Camila Cordero no tiene tiempo para enamorarse. Entre sus estudios, un trabajo agotador y una familia que nunca deja de pedirle dinero, apenas consigue mantenerse a flote. Por eso Dante Salazar, su vecino reservado, parece solo un hombre extraño que prepara sopa de fideo y carga demasiados secretos.

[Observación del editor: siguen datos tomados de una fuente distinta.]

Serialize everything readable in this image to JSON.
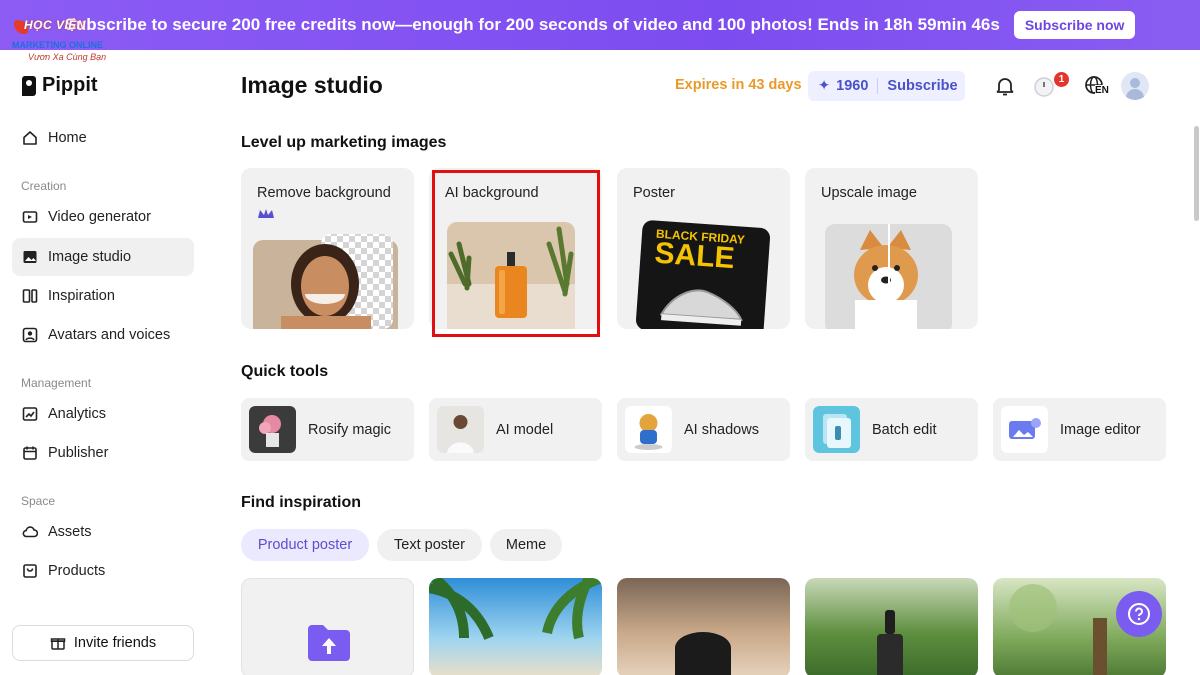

Pero Dante no es un hombre cualquiera. En las calles de Ciudad Bravo lo conocen como el Tigre: el dueño de un imperio construido entre negocios clandestinos, pactos de sangre y enemigos que esperan verlo caer.
Cuando Camila descubre quién es en realidad, ya es demasiado tarde para alejarse. Ella ha visto la violencia de la que es capaz, pero también al hombre herido que nadie más conoce. Y cuando decide arriesgar la vida para salvarlo, cruza una línea de la que ninguno de los dos podrá regresar.
Entre capos rivales, políticos corruptos, traiciones y una guerra que amenaza con destruirlos, Camila deberá decidir si amar al Tigre significa rescatar al hombre que vive bajo su piel… o perderse con él.
Porque en Ciudad Bravo nadie ama sin pagar un precio. Y el Tigre jamás suelta lo que considera suyo.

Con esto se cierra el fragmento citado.